Wumms: Lorenzo Petrò
Das Tiefenlot muss für den Tagi schon wieder verlängert werden.
Petrò hat «an der ZHAW Journalismus-Praxis unterrichtet und verbringt seine Freizeit auf einem Quartierhof in der Stadt. Seinem Interesse für Mensch, Boden, Tier und Wurst geht er in unterschiedlicher Intensität auch immer wieder beim Schreiben nach».
Seinem Interesse für Wurstigkeit geht er hier nach:

Das schlägt nun der Wurst die Krone ins Gesicht, oder so. Köppel mache auf Charlie Kirk? Man erinnert sich: der politische Aktivist stellte sich in Podiumsdiskussionen in den USA mit seinen erzkonservativen Ansichten der offenen Debatte an Universitäten. Bis er am 10. September 2025 in Utah bei einer solchen Veranstaltung erschossen wurde.
Kurz darauf kündigte der Besitzer und Chefredaktor der «Weltwoche» an, dass er eine Diskussionsreihe «Köppel auf dem Campus» starten werde. Es dauerte acht Monate, bis der Verein der Studierenden der Uni Zürich (VSUZH) den Mut fand, ihn tatsächlich einzuladen:

Das gibt natürlich unter den angehenden Akademikern der Uni ein grosses Hallo. Dabei zeigt sich, dass einzelne Vertreter unserer geistigen Elite das intellektuelle Niveau einer Stubenfliege haben.
«Einer aus der 5.Kolonne… Nichts gelernt seit dem 2. Weltkrieg …Komplett unnötig persone ihlade und e bühni büüte wo nur wänd werbig für ihri krude ahsichte und ihstellige mache … Zudem solltet ihr offenlegen, was Roger Köppel für dieses Format erhält oder verlangt hat … Ihr hättet einfach «Nein» sagen sollen … de chan grad wider gah …»
Unmöglich, schliesslich falle Köppel «seit Jahren durch rassistische, frauenfeindliche und demokratiepolitisch problematische Aussagen» auf, holzt ein anderer Anonymus.

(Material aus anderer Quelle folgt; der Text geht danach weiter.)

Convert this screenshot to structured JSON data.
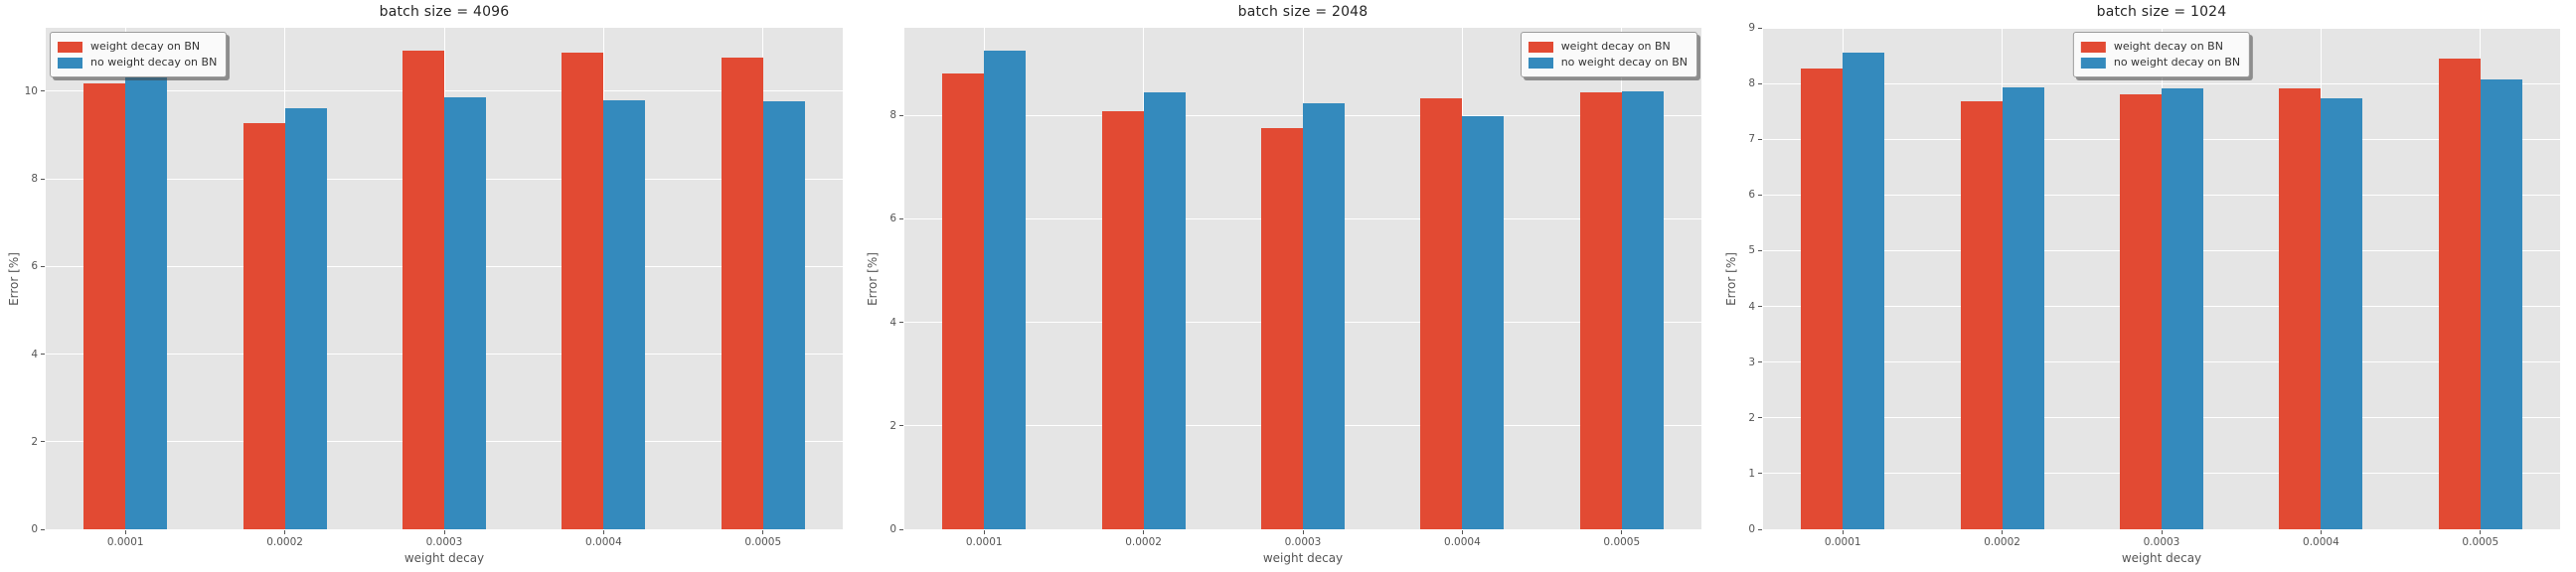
{
  "figure": {
    "xlabel": "weight decay",
    "ylabel": "Error [%]",
    "categories": [
      "0.0001",
      "0.0002",
      "0.0003",
      "0.0004",
      "0.0005"
    ],
    "legend_labels": [
      "weight decay on BN",
      "no weight decay on BN"
    ],
    "colors": {
      "weight_decay_on_bn": "#E24A33",
      "no_weight_decay_on_bn": "#348ABD",
      "plot_background": "#E5E5E5",
      "grid": "#FFFFFF",
      "tick_text": "#555555",
      "title_text": "#262626"
    }
  },
  "chart_data": [
    {
      "type": "bar",
      "title": "batch size = 4096",
      "xlabel": "weight decay",
      "ylabel": "Error [%]",
      "categories": [
        "0.0001",
        "0.0002",
        "0.0003",
        "0.0004",
        "0.0005"
      ],
      "series": [
        {
          "name": "weight decay on BN",
          "color": "#E24A33",
          "values": [
            10.18,
            9.28,
            10.93,
            10.88,
            10.78
          ]
        },
        {
          "name": "no weight decay on BN",
          "color": "#348ABD",
          "values": [
            10.34,
            9.62,
            9.87,
            9.8,
            9.78
          ]
        }
      ],
      "ylim": [
        0,
        11.45
      ],
      "yticks": [
        0,
        2,
        4,
        6,
        8,
        10
      ],
      "grid": true,
      "legend_position": "upper-left"
    },
    {
      "type": "bar",
      "title": "batch size = 2048",
      "xlabel": "weight decay",
      "ylabel": "Error [%]",
      "categories": [
        "0.0001",
        "0.0002",
        "0.0003",
        "0.0004",
        "0.0005"
      ],
      "series": [
        {
          "name": "weight decay on BN",
          "color": "#E24A33",
          "values": [
            8.81,
            8.08,
            7.75,
            8.33,
            8.45
          ]
        },
        {
          "name": "no weight decay on BN",
          "color": "#348ABD",
          "values": [
            9.25,
            8.44,
            8.23,
            7.98,
            8.47
          ]
        }
      ],
      "ylim": [
        0,
        9.69
      ],
      "yticks": [
        0,
        2,
        4,
        6,
        8
      ],
      "grid": true,
      "legend_position": "upper-right"
    },
    {
      "type": "bar",
      "title": "batch size = 1024",
      "xlabel": "weight decay",
      "ylabel": "Error [%]",
      "categories": [
        "0.0001",
        "0.0002",
        "0.0003",
        "0.0004",
        "0.0005"
      ],
      "series": [
        {
          "name": "weight decay on BN",
          "color": "#E24A33",
          "values": [
            8.27,
            7.68,
            7.81,
            7.91,
            8.44
          ]
        },
        {
          "name": "no weight decay on BN",
          "color": "#348ABD",
          "values": [
            8.55,
            7.93,
            7.91,
            7.73,
            8.07
          ]
        }
      ],
      "ylim": [
        0,
        9.0
      ],
      "yticks": [
        0,
        1,
        2,
        3,
        4,
        5,
        6,
        7,
        8,
        9
      ],
      "grid": true,
      "legend_position": "upper-center"
    }
  ]
}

Dumm wie Brot, diese Studenten; offenbar reine Verschwendung von Steuergeldern, ihnen akademische Bildung zuteil werden zu lassen. Dass Erkenntnis nur im offenen Schlagabtausch verschiedener Meinungen möglich ist, dass niemand gezwungen ist, an dieser Veranstaltung teilzunehmen – das ist diesen beleidigten Schneeflocken in ihrer Gesinnungsblase egal.
Was will uns nun der Tagi-Redaktor mit seinem launigen Titel sagen? Wenn Köppel auf Kirk mache, soll damit angedeutet werden, dass ihm auch das gleiche Schicksal blühen könnte? Wird er damit zum Abschuss freigegeben?
Wäre nicht das erste Mal. Als er mutig die Mohammed-Karikaturen nachdruckte, war es nur dem aufmerksamen Sicherheitsdienst zu verdanken, dass ein fundamentalistischer Wahnsinniger mit Messer nicht zu ihm vordringen konnte. Als das schlecht benannte «Zentrum für politische Schönheit» 2016 angeblich per Exorzismus «den Schleicher» aus Köppel austreiben wollte («Tötet Roger Köppel! Köppel Roger tötet!») und einen Saubannerzug Richtung seines privaten Wohnsitzes begann, brachte er seine Familie vorsichtshalber in einem Hotel in Sicherheit. Die Aktion endete dann allerdings kläglich schon an der Stadtgrenze von Zürich.
Und nun titelt der gleiche Tagi, der das damals als verzeihliche Ankündigung eines «Theatermords» verharmloste, dass Köppel einen auf Kirk machen wolle.
Wetten, dass erregte Demokratieretter und Befürworter der freien Meinungsäusserung – solange es ihre Meinung ist – versuchen werden, die Veranstaltung zu verhindern? Dieser Titel dazu ist im besten Fall geschmacklos, im schlechtesten Fall hetzerisch.